When negotiations for acquisition and licensing fell through between Swarmify and Cloudflare in 2017, Swarmify brought several claims against Cloudflare, including state and federal claims for misappropriation of trade secrets.

Swarmify, a startup developing video streaming technology, first entered into negotiations with Internet content-delivery giant Cloudflare in 2016. After a second round of acquisition talks in June of 2017 failed to produce an agreement, Swarmify returned to the development of its technology. Three months later, Cloudflare posted two blog articles on its website detailing the introduction of its new video streaming solution to the market. These two blog posts are the main basis for Swarmify’s claims against Cloudflare.

The blog articles, titled “Introducing Cloudflare Stream” and “How Cloudflare Streams” explain how Cloudflare’s streaming technology works, which, according to Swarmify’s complaint, is based entirely on confidential information obtained during the failed negotiations, used in violation of mutual NDAs. Relying solely on its trade secret misappropriation and breach of contract claims, Swarmify then filed a motion for preliminary injunction.

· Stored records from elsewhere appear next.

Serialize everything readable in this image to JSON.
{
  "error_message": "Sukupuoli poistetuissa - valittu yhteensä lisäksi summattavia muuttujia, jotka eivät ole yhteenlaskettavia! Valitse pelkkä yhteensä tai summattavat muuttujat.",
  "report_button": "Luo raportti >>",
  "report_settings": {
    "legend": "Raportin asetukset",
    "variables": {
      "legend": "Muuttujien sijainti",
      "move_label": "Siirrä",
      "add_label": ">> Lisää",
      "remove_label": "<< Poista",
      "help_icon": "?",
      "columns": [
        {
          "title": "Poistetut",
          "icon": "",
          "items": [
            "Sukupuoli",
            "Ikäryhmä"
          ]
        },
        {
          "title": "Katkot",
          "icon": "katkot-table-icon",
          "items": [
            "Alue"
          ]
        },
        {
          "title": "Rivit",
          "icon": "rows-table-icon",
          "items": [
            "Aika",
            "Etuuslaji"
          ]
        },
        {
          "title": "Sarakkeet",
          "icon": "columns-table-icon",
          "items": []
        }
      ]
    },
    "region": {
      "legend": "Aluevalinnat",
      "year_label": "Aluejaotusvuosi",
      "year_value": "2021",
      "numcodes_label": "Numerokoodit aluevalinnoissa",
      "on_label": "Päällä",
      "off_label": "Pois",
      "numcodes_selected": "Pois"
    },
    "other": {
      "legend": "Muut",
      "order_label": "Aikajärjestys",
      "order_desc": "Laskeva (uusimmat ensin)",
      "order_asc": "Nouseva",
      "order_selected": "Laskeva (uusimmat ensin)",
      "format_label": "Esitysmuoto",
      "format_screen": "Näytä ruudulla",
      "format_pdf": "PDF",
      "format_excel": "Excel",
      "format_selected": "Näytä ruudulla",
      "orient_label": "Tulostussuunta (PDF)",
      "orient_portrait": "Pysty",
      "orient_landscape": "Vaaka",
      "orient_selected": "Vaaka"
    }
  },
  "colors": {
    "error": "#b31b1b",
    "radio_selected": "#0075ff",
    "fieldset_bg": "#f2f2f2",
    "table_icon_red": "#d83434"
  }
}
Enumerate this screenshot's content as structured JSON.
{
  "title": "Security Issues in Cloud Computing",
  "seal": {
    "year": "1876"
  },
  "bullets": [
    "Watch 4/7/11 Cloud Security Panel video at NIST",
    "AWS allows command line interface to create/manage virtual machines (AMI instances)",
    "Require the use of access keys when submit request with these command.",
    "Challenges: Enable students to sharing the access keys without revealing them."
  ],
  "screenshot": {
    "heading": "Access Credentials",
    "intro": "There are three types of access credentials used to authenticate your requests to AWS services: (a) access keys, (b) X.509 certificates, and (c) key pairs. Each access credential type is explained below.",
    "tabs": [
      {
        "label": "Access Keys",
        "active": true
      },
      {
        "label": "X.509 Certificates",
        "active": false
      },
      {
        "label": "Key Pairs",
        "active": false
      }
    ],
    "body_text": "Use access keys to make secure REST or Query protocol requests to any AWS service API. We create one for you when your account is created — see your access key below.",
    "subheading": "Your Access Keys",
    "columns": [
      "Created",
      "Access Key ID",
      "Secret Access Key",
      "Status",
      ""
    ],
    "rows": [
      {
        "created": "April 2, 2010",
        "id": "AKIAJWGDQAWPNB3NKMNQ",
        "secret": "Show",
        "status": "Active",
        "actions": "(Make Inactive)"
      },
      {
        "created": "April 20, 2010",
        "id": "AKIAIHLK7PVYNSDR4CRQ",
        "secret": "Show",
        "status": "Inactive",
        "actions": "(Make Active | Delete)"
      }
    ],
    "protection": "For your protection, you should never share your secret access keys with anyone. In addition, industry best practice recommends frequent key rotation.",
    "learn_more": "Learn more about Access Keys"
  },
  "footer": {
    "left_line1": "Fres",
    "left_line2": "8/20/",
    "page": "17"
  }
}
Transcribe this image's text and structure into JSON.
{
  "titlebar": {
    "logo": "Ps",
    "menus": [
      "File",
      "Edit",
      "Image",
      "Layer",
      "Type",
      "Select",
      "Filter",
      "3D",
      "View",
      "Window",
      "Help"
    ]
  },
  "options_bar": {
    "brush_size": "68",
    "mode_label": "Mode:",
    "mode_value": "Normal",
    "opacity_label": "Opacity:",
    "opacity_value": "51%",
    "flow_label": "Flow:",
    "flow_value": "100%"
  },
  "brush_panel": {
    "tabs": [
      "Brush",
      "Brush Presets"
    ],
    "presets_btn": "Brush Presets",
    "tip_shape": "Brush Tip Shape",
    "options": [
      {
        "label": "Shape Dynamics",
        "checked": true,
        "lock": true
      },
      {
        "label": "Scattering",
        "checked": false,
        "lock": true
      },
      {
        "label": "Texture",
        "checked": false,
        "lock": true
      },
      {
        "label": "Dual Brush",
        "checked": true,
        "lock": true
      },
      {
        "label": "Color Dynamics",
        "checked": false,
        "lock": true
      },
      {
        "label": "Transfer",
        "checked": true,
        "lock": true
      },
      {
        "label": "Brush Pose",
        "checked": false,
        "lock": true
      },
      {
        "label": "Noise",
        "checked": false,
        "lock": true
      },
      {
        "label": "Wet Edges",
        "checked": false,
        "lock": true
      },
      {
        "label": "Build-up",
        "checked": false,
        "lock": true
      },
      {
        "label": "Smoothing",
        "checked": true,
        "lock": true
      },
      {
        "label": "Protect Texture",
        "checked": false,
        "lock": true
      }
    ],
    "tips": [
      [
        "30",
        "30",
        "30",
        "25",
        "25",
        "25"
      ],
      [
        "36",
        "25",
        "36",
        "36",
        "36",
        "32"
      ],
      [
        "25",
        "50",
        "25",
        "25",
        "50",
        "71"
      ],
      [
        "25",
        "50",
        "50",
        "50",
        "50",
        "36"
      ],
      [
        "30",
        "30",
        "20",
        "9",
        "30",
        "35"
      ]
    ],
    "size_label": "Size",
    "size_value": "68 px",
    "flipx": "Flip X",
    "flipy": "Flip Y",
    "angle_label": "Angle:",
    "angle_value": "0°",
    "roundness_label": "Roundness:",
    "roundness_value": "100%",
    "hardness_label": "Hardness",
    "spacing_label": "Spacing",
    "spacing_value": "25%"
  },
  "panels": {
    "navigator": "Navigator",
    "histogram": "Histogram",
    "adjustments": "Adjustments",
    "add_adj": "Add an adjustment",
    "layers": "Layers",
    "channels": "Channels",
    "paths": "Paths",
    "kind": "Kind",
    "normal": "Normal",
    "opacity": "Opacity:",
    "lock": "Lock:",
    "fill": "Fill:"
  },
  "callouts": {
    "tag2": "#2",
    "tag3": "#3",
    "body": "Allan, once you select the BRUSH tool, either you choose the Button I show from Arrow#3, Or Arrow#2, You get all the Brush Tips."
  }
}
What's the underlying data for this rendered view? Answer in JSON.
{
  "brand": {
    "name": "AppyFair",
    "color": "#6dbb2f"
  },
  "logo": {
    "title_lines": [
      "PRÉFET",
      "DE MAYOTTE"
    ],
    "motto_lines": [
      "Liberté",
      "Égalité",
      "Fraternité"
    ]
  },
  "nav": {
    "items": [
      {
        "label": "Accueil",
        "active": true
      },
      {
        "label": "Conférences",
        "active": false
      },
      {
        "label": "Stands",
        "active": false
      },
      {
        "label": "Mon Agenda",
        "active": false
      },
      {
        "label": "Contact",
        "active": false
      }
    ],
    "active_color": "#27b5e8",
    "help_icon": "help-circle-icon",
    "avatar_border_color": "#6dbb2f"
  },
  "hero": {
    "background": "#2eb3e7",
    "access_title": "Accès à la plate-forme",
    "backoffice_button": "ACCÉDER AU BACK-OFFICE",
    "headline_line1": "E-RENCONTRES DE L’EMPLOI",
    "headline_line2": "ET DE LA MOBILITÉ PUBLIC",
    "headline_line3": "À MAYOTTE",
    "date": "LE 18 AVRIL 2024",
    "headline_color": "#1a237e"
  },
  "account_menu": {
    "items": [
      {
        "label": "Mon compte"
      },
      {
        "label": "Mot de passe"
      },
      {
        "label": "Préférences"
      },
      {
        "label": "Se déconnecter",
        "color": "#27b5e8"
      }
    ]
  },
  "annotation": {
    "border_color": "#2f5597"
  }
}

The preliminary injunction

Swarmify accompanied its motion for preliminary injunction with disclosures that Judge Alsup of the Northern District of California described as “overbroad” and “an abuse of the system.” In addition, the court noted that Swarmify repeatedly refused to “pin down in argument the specific nature of the information it claims to own.” In light of these “glaring” issues the court viewed as preclusive to preliminary relief under Winter, no holding on the merits was reached. However, the court clearly expressed its skepticism regarding Swarmify’s trade secrets claims, stating that “Swarmify’s attempts to set up its purported trade secrets as elusive moving targets do not bode well for the merits of its claims.”

Swarmify attempted to justify its irreparable harm argument with a comparison to recently decided Waymo. However, Judge Alsup, who “lived through Waymo,” explicitly distinguished Swarmify’s case from Waymo, which concerns self-driving cars, an industry that is actually “nascent” and may be irreparably harmed by disruption (unlike the video streaming industry).  Furthermore, the court referred to the harm alleged by Swarmify as “textbook reparable harm” in the event of a success on the merits and accordingly, denied the motion on February 27, 2018.

Find the denial of the preliminary injunction here.

Cloudflare gets (some) fees

Swarmify moved to end the case in June 2018, prompting Cloudflare to move for attorney fees accrued in the period following the denial of the preliminary injunction.  After taking Cloudflare’s motion under submission on September 20, the court issued its partial grant on September 28.

The court applied the two-pronged standard for “bad faith” in the context of trade secret claims, which requires the seeking party to show (1) objective speciousness and (2) subjective bad faith in bringing or maintaining the claim.  The court found that the turning point in the litigation—at which Swarmify should have immediately sought dismissal—was not the denial of the preliminary injunction, but the parties’ mediation this past May.  At the mediation, Cloudflare presented a new defense that “unquestionably rendered Swarmify’s misappropriation claim objectively specious.”  After Cloudflare proved its new defense on May 22, Swarmify was “ethically obligated to drop its misappropriation claim,” but “instead attempted to settle (and thus extract some gain from Cloudflare) before offering to freely dismiss the case.”  The court thus concluded that Swarmify maintained the action in bad faith and awarded Cloudflare attorney’s fees and costs for the period from May 23 to June 10.

Find the order granting in part the motion for attorney’s fees here.

The case serves as a reminder to trade secret plaintiffs of the risk of fee awards where the plaintiff is aware that its trade secret claim lacks merit.